Thanks for reading :)
More details below:
Both normalise methods are inlined (verified in disassembly)
Running in release
32 bit compilation
Simple Vector struct
_declspec(align(16)) struct FVECTOR{
typedef float REAL;
union{
struct { REAL x, y, z, w; };
__m128 Vec;
};
};
Code to Normalise SSE:
__m128 Vec = _v->Vec;
__m128 sqr = _mm_mul_ps( Vec, Vec ); // Vec * Vec
__m128 yxwz = _mm_shuffle_ps( sqr, sqr , 0x4e );
__m128 addOne = _mm_add_ps( sqr, yxwz );
__m128 swapPairs = _mm_shuffle_ps( addOne, addOne , 0x11 );
__m128 addTwo = _mm_add_ps( addOne, swapPairs );
__m128 invSqrOne = _mm_rsqrt_ps( addTwo );
_v->Vec = _mm_mul_ps( invSqrOne, Vec );
Code to normalise doubles
double len_recip = 1./sqrt(v->x*v->x + v->y*v->y + v->z*v->z);
v->x *= len_recip;
v->y *= len_recip;
v->z *= len_recip;
Helper struct
struct Timer{
Timer( LARGE_INTEGER & a_Storage ): Storage( a_Storage ){
QueryPerformanceCounter( &PStart );
}
~Timer(){
LARGE_INTEGER PEnd;
QueryPerformanceCounter( &PEnd );
Storage.QuadPart += ( PEnd.QuadPart - PStart.QuadPart );
}
LARGE_INTEGER& Storage;
LARGE_INTEGER PStart;
};
Update
So thanks to Johns comments, I think I've managed to confirm that it is QueryPerformanceCounter thats doing bad things to my simd code.

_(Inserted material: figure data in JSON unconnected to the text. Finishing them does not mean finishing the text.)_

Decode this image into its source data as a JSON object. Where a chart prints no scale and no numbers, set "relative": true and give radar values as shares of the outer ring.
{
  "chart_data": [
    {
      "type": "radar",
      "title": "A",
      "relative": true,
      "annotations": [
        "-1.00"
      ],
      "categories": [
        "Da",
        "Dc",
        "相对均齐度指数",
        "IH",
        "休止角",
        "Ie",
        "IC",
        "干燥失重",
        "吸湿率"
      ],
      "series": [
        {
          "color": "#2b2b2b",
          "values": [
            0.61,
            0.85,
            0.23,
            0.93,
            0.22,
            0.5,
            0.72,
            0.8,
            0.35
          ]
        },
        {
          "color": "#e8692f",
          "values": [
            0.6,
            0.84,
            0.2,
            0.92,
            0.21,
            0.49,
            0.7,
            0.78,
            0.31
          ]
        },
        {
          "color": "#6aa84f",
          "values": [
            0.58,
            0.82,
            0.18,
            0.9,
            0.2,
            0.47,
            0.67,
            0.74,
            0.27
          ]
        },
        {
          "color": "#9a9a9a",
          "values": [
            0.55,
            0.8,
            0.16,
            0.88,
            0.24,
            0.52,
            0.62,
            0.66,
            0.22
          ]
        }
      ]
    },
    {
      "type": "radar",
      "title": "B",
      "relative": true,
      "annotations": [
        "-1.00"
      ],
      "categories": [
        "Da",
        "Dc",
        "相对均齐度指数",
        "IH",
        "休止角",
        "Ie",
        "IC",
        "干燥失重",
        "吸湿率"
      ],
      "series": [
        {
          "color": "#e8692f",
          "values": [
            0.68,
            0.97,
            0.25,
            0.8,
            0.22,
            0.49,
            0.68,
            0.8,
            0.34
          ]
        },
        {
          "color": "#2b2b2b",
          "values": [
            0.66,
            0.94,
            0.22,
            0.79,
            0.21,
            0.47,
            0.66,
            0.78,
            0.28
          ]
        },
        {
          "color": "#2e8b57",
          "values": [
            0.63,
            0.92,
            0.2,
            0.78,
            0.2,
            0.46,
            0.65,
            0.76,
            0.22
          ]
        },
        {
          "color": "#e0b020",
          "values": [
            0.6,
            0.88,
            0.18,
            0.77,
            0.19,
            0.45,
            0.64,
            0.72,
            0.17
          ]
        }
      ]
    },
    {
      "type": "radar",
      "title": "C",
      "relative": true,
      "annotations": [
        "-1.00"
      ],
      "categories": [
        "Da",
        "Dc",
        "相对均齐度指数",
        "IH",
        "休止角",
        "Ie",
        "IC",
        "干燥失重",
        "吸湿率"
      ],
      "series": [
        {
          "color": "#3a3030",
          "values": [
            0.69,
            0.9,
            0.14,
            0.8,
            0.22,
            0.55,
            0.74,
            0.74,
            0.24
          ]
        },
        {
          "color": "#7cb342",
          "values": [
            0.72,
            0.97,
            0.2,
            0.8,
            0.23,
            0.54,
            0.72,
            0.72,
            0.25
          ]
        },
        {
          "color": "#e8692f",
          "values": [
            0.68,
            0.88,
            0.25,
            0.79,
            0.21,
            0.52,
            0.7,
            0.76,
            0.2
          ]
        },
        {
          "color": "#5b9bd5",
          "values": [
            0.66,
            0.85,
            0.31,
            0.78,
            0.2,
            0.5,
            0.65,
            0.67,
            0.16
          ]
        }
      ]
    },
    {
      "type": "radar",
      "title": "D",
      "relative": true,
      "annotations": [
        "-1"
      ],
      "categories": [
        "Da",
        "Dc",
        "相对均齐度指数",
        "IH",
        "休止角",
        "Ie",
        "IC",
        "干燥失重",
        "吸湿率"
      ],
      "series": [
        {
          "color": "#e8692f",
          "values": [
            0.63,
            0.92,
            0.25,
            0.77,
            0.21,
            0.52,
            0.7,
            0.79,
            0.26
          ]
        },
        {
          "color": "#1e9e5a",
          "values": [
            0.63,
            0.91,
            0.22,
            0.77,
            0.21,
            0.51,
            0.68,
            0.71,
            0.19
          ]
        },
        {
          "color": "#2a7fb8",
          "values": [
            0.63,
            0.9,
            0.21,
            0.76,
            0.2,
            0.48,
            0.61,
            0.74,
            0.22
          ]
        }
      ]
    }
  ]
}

I added a new timer struct that uses RDTSC directly, and it seems to give results consistent to what I would expect. The result is still far slower than timing the entire loop, rather than each iteration separately, but I expect that that's because Getting the RDTSC involves flushing the instruction pipeline (Check http://www.strchr.com/performance_measurements_with_rdtsc for more info).
struct PreciseTimer{
PreciseTimer( LARGE_INTEGER& a_Storage ) : Storage(a_Storage){
StartVal.QuadPart = GetRDTSC();
}
~PreciseTimer(){
Storage.QuadPart += ( GetRDTSC() - StartVal.QuadPart );
}
unsigned __int64 inline GetRDTSC() {
unsigned int lo, hi;
__asm {
; Flush the pipeline
xor eax, eax
CPUID
; Get RDTSC counter in edx:eax
RDTSC
mov DWORD PTR [hi], edx
mov DWORD PTR [lo], eax
}
return (unsigned __int64)(hi << 32 | lo);
}
LARGE_INTEGER StartVal;
LARGE_INTEGER& Storage;
};
When it's only the SSE code running the loop, the processor should be able to keep its pipelines full and executing a huge number of SIMD instructions per unit time. When you add the timer code within the loop, now there's a whole bunch of non-SIMD instructions, possibly less predictable, between each of the easy-to-optimize operations. It's likely that the QueryPerformanceCounter call is either expensive enough to make the data manipulation part insignificant, or the nature of the code it executes wreaks havoc with the processor's ability to keep executing instructions at the maximum rate (possibly due to cache evictions or branches that are not well-predicted).
You might try commenting out the actual calls to QPC in your Timer class and see how it performs--this may help you discover if it's the construction and destruction of the Timer objects that is the problem, or the QPC calls. Likewise, try just calling QPC directly in the loop instead of making a Timer and see how that compares.
QPC is a kernel function, and calling it causes a context switch, which is inherently far more expensive and destructive than any equivalent user-mode function call, and will definitely annihilate the processor's ability to process at it's normal speed. In addition to that, remember that QPC/QPF are abstractions and require their own processing- which likely involves the use of SSE itself.